Produits du terroir

La charcuterie est un élément important de la gastronomie lozérienne. La cuisine au cochon reste une tradition bien ancrée dans toutes les campagnes du département.

Vous y dégusterez tripoux, saucisses de choux, saucisses sèches, fricandeaux, manouls, pâtés, tripoux.

De nombreux restaurants vous proposeront de goûter des cuisses de grenouilles, la potée auvergnate et le célèbre aligot.

D’après Pline L’Ancien, les fromages lozériens étaient des plus appréciés à Rome.

5 sont des AOC ; le bleu d’Auvergne, le bleu des Causses, le roquefort, le pélardon et le laguiole.

Le Label "de Lozère" a pour vocation de rassembler sous une même signature les produits fabriqués en Lozère à partir de matières premières produites localement.

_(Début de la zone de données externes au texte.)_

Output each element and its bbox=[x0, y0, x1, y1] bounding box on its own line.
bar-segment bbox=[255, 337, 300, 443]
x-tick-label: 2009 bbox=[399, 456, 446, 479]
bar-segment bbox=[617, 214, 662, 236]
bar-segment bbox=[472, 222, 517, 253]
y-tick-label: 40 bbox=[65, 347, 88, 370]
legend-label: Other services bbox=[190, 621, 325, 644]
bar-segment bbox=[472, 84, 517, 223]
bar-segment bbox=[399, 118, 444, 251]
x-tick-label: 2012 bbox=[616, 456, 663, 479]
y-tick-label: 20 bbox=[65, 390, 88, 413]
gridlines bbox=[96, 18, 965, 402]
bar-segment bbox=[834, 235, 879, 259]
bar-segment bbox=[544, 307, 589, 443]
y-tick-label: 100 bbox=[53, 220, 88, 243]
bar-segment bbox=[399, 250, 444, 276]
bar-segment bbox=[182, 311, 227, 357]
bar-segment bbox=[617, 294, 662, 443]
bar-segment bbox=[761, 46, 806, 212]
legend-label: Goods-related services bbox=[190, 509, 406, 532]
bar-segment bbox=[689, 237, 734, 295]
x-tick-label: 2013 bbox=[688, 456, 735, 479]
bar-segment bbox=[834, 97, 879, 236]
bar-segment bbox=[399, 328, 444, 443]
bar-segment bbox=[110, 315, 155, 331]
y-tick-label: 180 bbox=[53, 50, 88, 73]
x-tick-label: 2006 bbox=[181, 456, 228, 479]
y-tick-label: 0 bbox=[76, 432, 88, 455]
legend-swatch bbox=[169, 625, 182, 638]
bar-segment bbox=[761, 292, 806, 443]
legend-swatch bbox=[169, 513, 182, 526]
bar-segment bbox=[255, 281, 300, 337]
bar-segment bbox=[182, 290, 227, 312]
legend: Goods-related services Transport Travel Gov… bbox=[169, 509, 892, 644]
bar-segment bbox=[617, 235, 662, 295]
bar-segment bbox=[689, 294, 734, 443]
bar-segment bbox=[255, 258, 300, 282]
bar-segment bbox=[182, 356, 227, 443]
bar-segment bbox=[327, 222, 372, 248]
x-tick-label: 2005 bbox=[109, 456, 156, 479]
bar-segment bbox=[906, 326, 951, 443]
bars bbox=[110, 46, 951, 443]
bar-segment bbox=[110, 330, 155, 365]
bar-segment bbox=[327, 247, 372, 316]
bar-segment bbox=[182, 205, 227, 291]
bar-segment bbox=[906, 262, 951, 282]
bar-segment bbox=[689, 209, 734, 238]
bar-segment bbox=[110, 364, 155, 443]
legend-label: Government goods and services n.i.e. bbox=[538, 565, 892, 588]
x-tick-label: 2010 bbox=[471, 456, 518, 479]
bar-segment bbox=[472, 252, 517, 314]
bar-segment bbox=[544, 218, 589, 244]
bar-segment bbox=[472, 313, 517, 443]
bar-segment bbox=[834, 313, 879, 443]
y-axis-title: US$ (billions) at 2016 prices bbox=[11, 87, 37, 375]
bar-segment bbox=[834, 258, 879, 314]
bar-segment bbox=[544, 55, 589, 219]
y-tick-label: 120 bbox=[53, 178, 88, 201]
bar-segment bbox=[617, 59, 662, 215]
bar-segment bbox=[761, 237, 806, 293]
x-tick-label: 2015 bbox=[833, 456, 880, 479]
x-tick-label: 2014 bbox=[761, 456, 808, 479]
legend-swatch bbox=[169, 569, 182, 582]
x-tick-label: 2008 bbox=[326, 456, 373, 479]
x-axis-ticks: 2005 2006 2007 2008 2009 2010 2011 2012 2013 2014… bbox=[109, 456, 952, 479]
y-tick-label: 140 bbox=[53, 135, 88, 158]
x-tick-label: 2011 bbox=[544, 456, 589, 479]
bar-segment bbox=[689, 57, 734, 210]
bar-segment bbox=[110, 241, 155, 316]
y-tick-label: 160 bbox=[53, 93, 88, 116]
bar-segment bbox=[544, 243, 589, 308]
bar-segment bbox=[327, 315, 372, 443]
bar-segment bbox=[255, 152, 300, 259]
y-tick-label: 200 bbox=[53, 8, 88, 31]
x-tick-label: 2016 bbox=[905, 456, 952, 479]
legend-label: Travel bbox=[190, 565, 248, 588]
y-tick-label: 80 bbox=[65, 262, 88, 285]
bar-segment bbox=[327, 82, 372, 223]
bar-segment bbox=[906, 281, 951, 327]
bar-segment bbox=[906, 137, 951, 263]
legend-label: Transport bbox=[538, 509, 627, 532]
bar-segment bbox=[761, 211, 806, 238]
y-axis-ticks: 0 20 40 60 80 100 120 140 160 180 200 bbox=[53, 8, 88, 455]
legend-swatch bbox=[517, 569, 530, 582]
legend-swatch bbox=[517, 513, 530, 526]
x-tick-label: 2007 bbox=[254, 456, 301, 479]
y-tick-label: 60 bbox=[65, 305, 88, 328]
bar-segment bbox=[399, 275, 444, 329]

Gage de qualité essentiellement consacré à cinq filières, viande, fromage, miel, charcuterie, châtaigne, pour en savoir plus cliquez sur www.plaisirsauthentiques.com

En dessert vous vous régalerez de coupétade (pain perdu au pruneaux et raisins de Corinthe), de Croquants de Mende (petits gâteaux secs allongés enrichis d’amandes et de noisettes) et de fougasse.

A Saint-Alban-sur-Limagnole, venez découvrir la croquille du pèlerin, petit sablé aux noisettes et raisins secs parfois aux amandes ou au chocolat.

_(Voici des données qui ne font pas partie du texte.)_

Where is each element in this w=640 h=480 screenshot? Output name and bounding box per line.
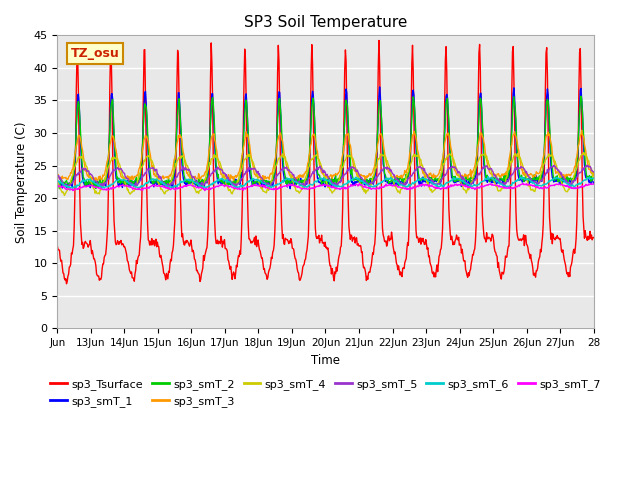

La cueillette est également une tradition. En saison vous ramasserez champignons (cèpes, girolles, morilles, mousserons, coulemelles), châtaignes, myrtilles, framboises et mûres.

Attention la cueillette des champignons est une coutume tolérée et non un droit et ne doit pas faire objet d’un commerce.

Légendes de l’aligot :

1. En chemin vers Clermont-Ferrand, les trois évêques des diocèses de Rodez, Saint-Flour et de Mende arrivés au croisement des trois départements confectionnèrent un repas avec ce qu’ils avaient apportés ; la tome du Rouergue, les pommes de terres d’Auvergne, le beurre, le lait du Gévaudan.

Ainsi serait né ce plat typique de l’Aubrac. Une croix dite "des trois évêques" rappelant cette histoire est aujourd’hui située à la jonction des trois départements.

2. On dit aussi qu’à l’origine l’aligot était préparé avec des morceaux de pain et de tome fraîche que les moines servaient aux pèlerins cheminant sur la Via Podiensis, pour se rendre à Saint-Jacques-de-Compostelle.

Aujourd’hui on le prépare avec des pommes de terre mélangées avec de la crème, du beurre, de la tome fraîche et un peu d’ail pilé.

Il faut ensuite l’étirer avec une spatule en bois pour le faire filer.

Traditionnellement, l’aligot est confectionné (et dégusté) dans les abris des vachers et fromagers, les burons.